Thursday, December 30, 2010

Reader Question - Wrapping Tendons

I had a reader write me abut sweating her horse's legs. Apparently her horse was lame and someone told her to sweat the lamed up leg.

I don't have much to go on here, but probably what your friend was alluding to was treatment and wrapping for the tendons, probably the flexor tendons in the back of a horse's leg which are often injured due to their function and extended use. This probably occurs often on the front legs due to much of the horse's weight is carried on the front end and the over reaching motion, such as in thick sand, often contributes to tendon injuries.

Now before I go further, I highly suggest you seek competent Veternarian authority or research more on your own to understand the horse's leg anatomy and the different types and severities of tendons or other leg injuries.

If you run your thumb and fore finger over the flexor tendons in back of the horse's legs they should feel smooth. Sometimes with small inuries there will be alittle swelling or some bumps evident as the tendon sheath tears alittle...could be scar tisue from old injuries too.

A more substantial injury is the "bowed" tendon, where there will be a visible bump or bow in the tendon. If this is not treated competently with anti-inflammation therapy and rest, this can become chronic....your horse won't be the same.

What I do when I suspect a tendon injury, and again if I think it requires a Vet, I will not hestitate to get my excellent Vet out to my small ranch. That's partially why I'm a poor man. Anyway, Hydro (water) therapy, hosing down the legs to reduce swelling and pain is a good first step. And sometimes I do it for a couple days.

Sweating the tendon, which was your question, involves wrapping saran or plastic wrap around the leg to keep the heat in promoting blood flow. Usually after some type of medication is applied.

I use a mixture of NitroFlurazone and DMSO, and using a rubber glove, I apply it to the horse's tendon, rubbing in it as much as the horse will stand. In the past I have use a steroid mixed into the Nitro and DMSO.

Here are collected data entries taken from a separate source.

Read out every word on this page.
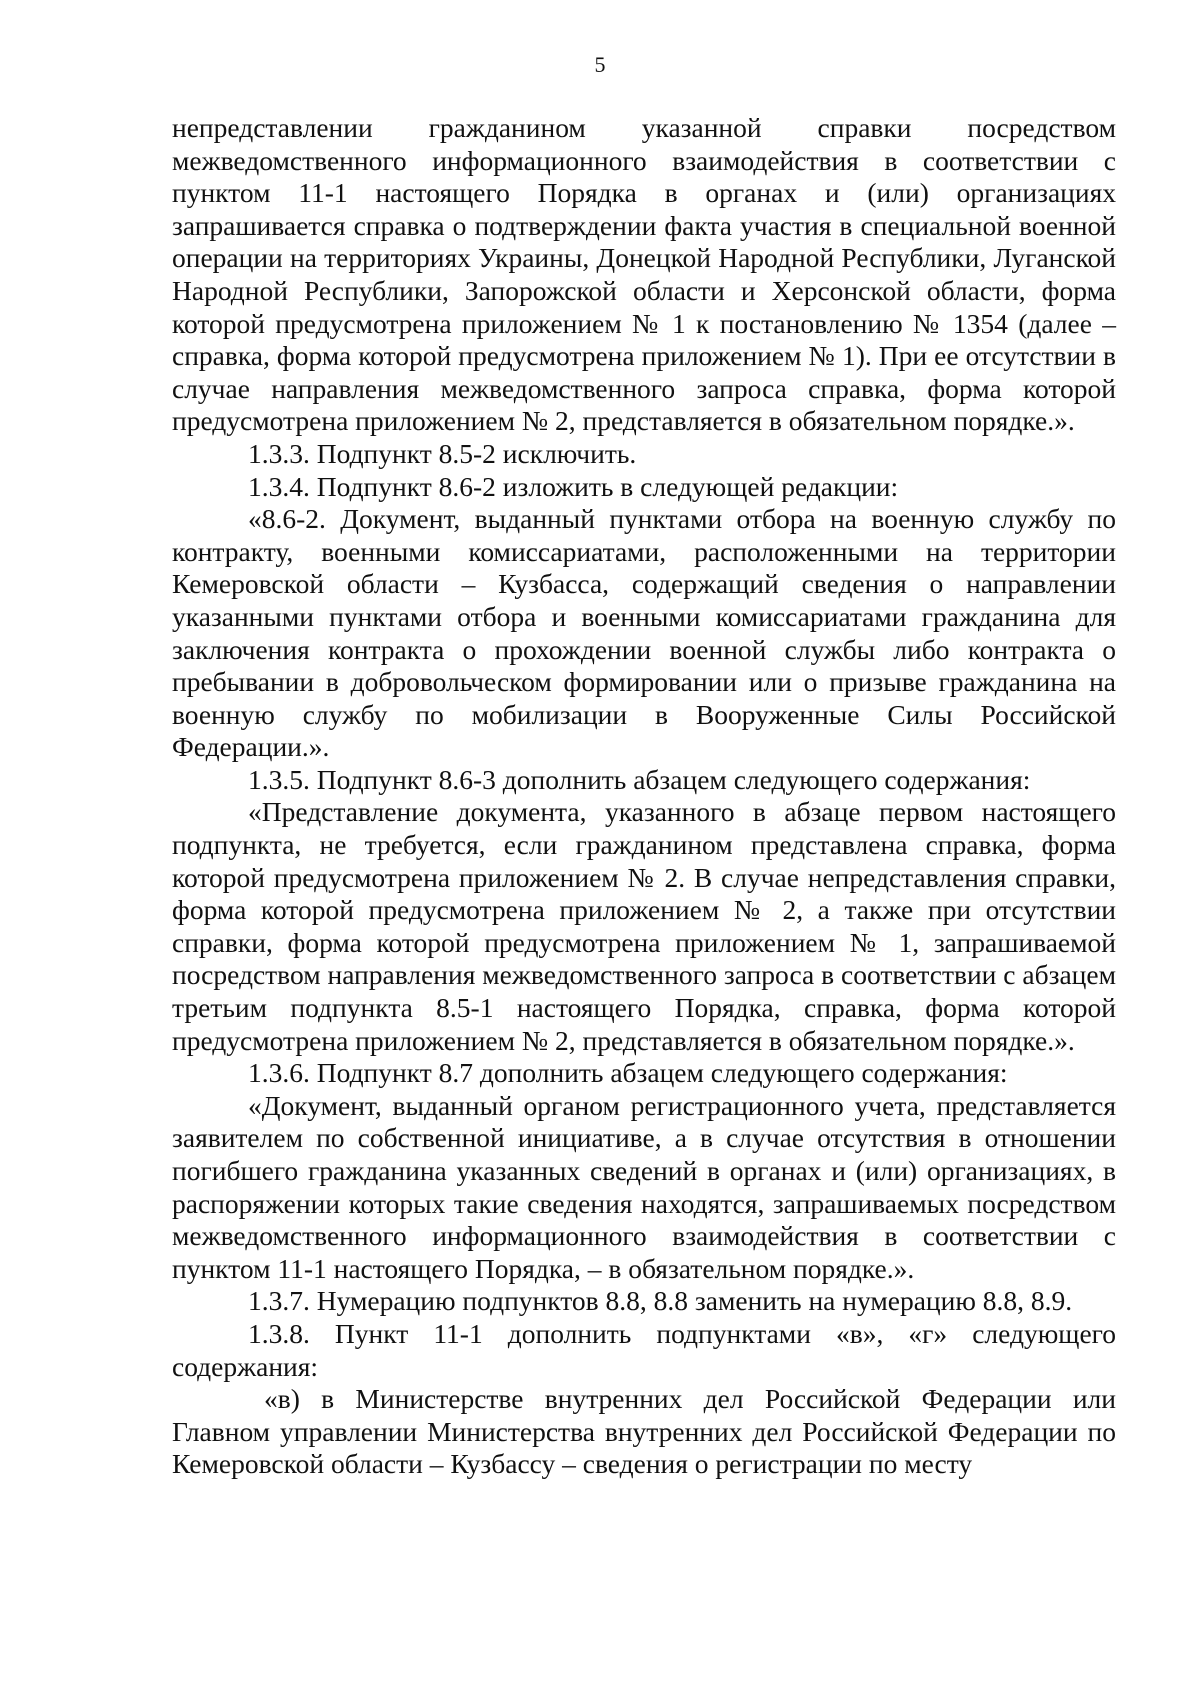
5

непредставлении гражданином указанной справки посредством межведомственного информационного взаимодействия в соответствии с пунктом 11-1 настоящего Порядка в органах и (или) организациях запрашивается справка о подтверждении факта участия в специальной военной операции на территориях Украины, Донецкой Народной Республики, Луганской Народной Республики, Запорожской области и Херсонской области, форма которой предусмотрена приложением № 1 к постановлению № 1354 (далее – справка, форма которой предусмотрена приложением № 1). При ее отсутствии в случае направления межведомственного запроса справка, форма которой предусмотрена приложением № 2, представляется в обязательном порядке.».

1.3.3. Подпункт 8.5-2 исключить.

1.3.4. Подпункт 8.6-2 изложить в следующей редакции:

«8.6-2. Документ, выданный пунктами отбора на военную службу по контракту, военными комиссариатами, расположенными на территории Кемеровской области – Кузбасса, содержащий сведения о направлении указанными пунктами отбора и военными комиссариатами гражданина для заключения контракта о прохождении военной службы либо контракта о пребывании в добровольческом формировании или о призыве гражданина на военную службу по мобилизации в Вооруженные Силы Российской Федерации.».

1.3.5. Подпункт 8.6-3 дополнить абзацем следующего содержания:

«Представление документа, указанного в абзаце первом настоящего подпункта, не требуется, если гражданином представлена справка, форма которой предусмотрена приложением № 2. В случае непредставления справки, форма которой предусмотрена приложением № 2, а также при отсутствии справки, форма которой предусмотрена приложением № 1, запрашиваемой посредством направления межведомственного запроса в соответствии с абзацем третьим подпункта 8.5-1 настоящего Порядка, справка, форма которой предусмотрена приложением № 2, представляется в обязательном порядке.».

1.3.6. Подпункт 8.7 дополнить абзацем следующего содержания:

«Документ, выданный органом регистрационного учета, представляется заявителем по собственной инициативе, а в случае отсутствия в отношении погибшего гражданина указанных сведений в органах и (или) организациях, в распоряжении которых такие сведения находятся, запрашиваемых посредством межведомственного информационного взаимодействия в соответствии с пунктом 11-1 настоящего Порядка, – в обязательном порядке.».

1.3.7. Нумерацию подпунктов 8.8, 8.8 заменить на нумерацию 8.8, 8.9.

1.3.8. Пункт 11-1 дополнить подпунктами «в», «г» следующего содержания:

«в) в Министерстве внутренних дел Российской Федерации или Главном управлении Министерства внутренних дел Российской Федерации по Кемеровской области – Кузбассу – сведения о регистрации по месту
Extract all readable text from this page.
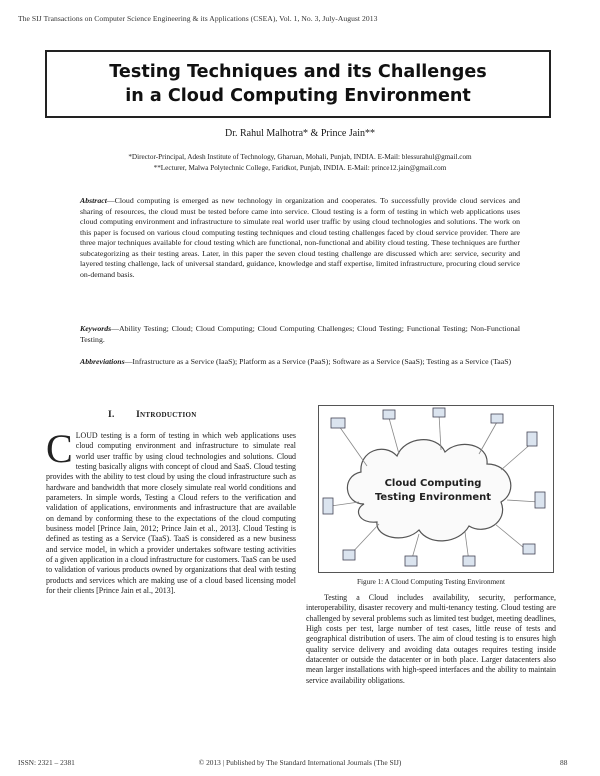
The SIJ Transactions on Computer Science Engineering & its Applications (CSEA), Vol. 1, No. 3, July-August 2013
Testing Techniques and its Challenges
in a Cloud Computing Environment
Dr. Rahul Malhotra* & Prince Jain**
*Director-Principal, Adesh Institute of Technology, Gharuan, Mohali, Punjab, INDIA. E-Mail: blessurahul@gmail.com
**Lecturer, Malwa Polytechnic College, Faridkot, Punjab, INDIA. E-Mail: prince12.jain@gmail.com
Abstract—Cloud computing is emerged as new technology in organization and cooperates. To successfully provide cloud services and sharing of resources, the cloud must be tested before came into service. Cloud testing is a form of testing in which web applications uses cloud computing environment and infrastructure to simulate real world user traffic by using cloud technologies and solutions. The work on this paper is focused on various cloud computing testing techniques and cloud testing challenges faced by cloud service provider. There are three major techniques available for cloud testing which are functional, non-functional and ability cloud testing. These techniques are further subcategorizing as their testing areas. Later, in this paper the seven cloud testing challenge are discussed which are: service, security and layered testing challenge, lack of universal standard, guidance, knowledge and staff expertise, limited infrastructure, procuring cloud service on-demand basis.
Keywords—Ability Testing; Cloud; Cloud Computing; Cloud Computing Challenges; Cloud Testing; Functional Testing; Non-Functional Testing.
Abbreviations—Infrastructure as a Service (IaaS); Platform as a Service (PaaS); Software as a Service (SaaS); Testing as a Service (TaaS)
I. Introduction
CLOUD testing is a form of testing in which web applications uses cloud computing environment and infrastructure to simulate real world user traffic by using cloud technologies and solutions. Cloud testing basically aligns with concept of cloud and SaaS. Cloud testing provides with the ability to test cloud by using the cloud infrastructure such as hardware and bandwidth that more closely simulate real world conditions and parameters. In simple words, Testing a Cloud refers to the verification and validation of applications, environments and infrastructure that are available on demand by conforming these to the expectations of the cloud computing business model [Prince Jain, 2012; Prince Jain et al., 2013]. Cloud Testing is defined as testing as a Service (TaaS). TaaS is considered as a new business and service model, in which a provider undertakes software testing activities of a given application in a cloud infrastructure for customers. TaaS can be used to validation of various products owned by organizations that deal with testing products and services which are making use of a cloud based licensing model for their clients [Prince Jain et al., 2013].
Cloud Computing
Testing Environment
Figure 1: A Cloud Computing Testing Environment
Testing a Cloud includes availability, security, performance, interoperability, disaster recovery and multi-tenancy testing. Cloud testing are challenged by several problems such as limited test budget, meeting deadlines, High costs per test, large number of test cases, little reuse of tests and geographical distribution of users. The aim of cloud testing is to ensures high quality service delivery and avoiding data outages requires testing inside datacenter or outside the datacenter or in both place. Larger datacenters also mean larger installations with high-speed interfaces and the ability to maintain service availability obligations.
ISSN: 2321 – 2381	© 2013 | Published by The Standard International Journals (The SIJ)	88
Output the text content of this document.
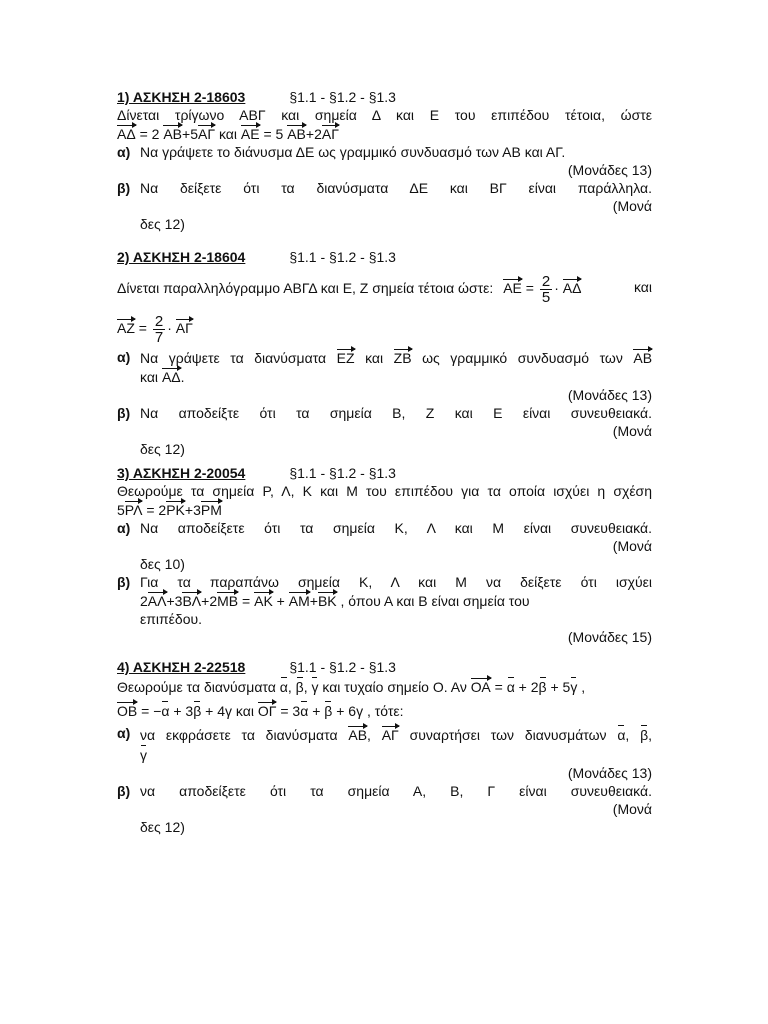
1) ΑΣΚΗΣΗ 2-18603	§1.1 - §1.2 - §1.3
Δίνεται τρίγωνο ΑΒΓ και σημεία Δ και Ε του επιπέδου τέτοια, ώστε
ΑΔ = 2 ΑΒ+5ΑΓ και ΑΕ = 5 ΑΒ+2ΑΓ
α) Να γράψετε το διάνυσμα ΔΕ ως γραμμικό συνδυασμό των ΑΒ και ΑΓ.
(Μονάδες 13)
β) Να δείξετε ότι τα διανύσματα ΔΕ και ΒΓ είναι παράλληλα.
(Μονά
δες 12)
2) ΑΣΚΗΣΗ 2-18604	§1.1 - §1.2 - §1.3
Δίνεται παραλληλόγραμμο ΑΒΓΔ και Ε, Ζ σημεία τέτοια ώστε: $AE = \frac{2}{5} \cdot A\Delta$	και
$AZ = \frac{2}{7} \cdot A\Gamma$
α) Να γράψετε τα διανύσματα ΕΖ και ΖΒ ως γραμμικό συνδυασμό των ΑΒ
και ΑΔ.
(Μονάδες 13)
β) Να αποδείξτε ότι τα σημεία Β, Ζ και Ε είναι συνευθειακά.
(Μονά
δες 12)
3) ΑΣΚΗΣΗ 2-20054	§1.1 - §1.2 - §1.3
Θεωρούμε τα σημεία Ρ, Λ, Κ και Μ του επιπέδου για τα οποία ισχύει η σχέση
5ΡΛ = 2ΡΚ+3ΡΜ
α) Να αποδείξετε ότι τα σημεία Κ, Λ και Μ είναι συνευθειακά.
(Μονά
δες 10)
β) Για τα παραπάνω σημεία Κ, Λ και Μ να δείξετε ότι ισχύει
2ΑΛ+3ΒΛ+2ΜΒ = ΑΚ + ΑΜ+ΒΚ , όπου Α και Β είναι σημεία του
επιπέδου.
(Μονάδες 15)
4) ΑΣΚΗΣΗ 2-22518	§1.1 - §1.2 - §1.3
Θεωρούμε τα διανύσματα α, β, γ και τυχαίο σημείο Ο. Αν ΟΑ = α + 2β + 5γ ,
ΟΒ = −α + 3β + 4γ και ΟΓ = 3α + β + 6γ , τότε:
α) να εκφράσετε τα διανύσματα ΑΒ, ΑΓ συναρτήσει των διανυσμάτων α, β,
γ
(Μονάδες 13)
β) να αποδείξετε ότι τα σημεία Α, Β, Γ είναι συνευθειακά.
(Μονά
δες 12)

Caution on DMSO. Whatever is mix with the DMSO or what is on the surface of the skin will be taken straight through by the DMSO, so the leg must be clean, and again use rubber gloves. There is alot of debate on DMSO. I use it sparingly and I know some people who would rather be trampled by a stampede of draft horses then use DMSO.

Follow the application of medication by wrapping saran wrap around the leg, then a thicker cotton bandage, before I finish the wrap with Vet wrap. It is generally necessary to use medical tape on the vet wrap to secure it really well. The thicker cotton bandgae pads the injury and keeps you from wrapping it too tight with the Vet wrap.

I'll keep this wrap on for 24 hours, take it off and do hydro therapy and keep the wrap off for a day, then do it all over again until I see improvement. The longest I have had to do this was for about six days at which time the horse's lameness appeared to be gone however I gave him an additional week to 10 days of rest before I tested his soundness in a round pen before riding.

Prevention is key. Running your horses up hills and through thick sand can increase thir chances of injury significantly. Think about using splint boots on the front end to provide support. I need to do a much better job myself using these aids.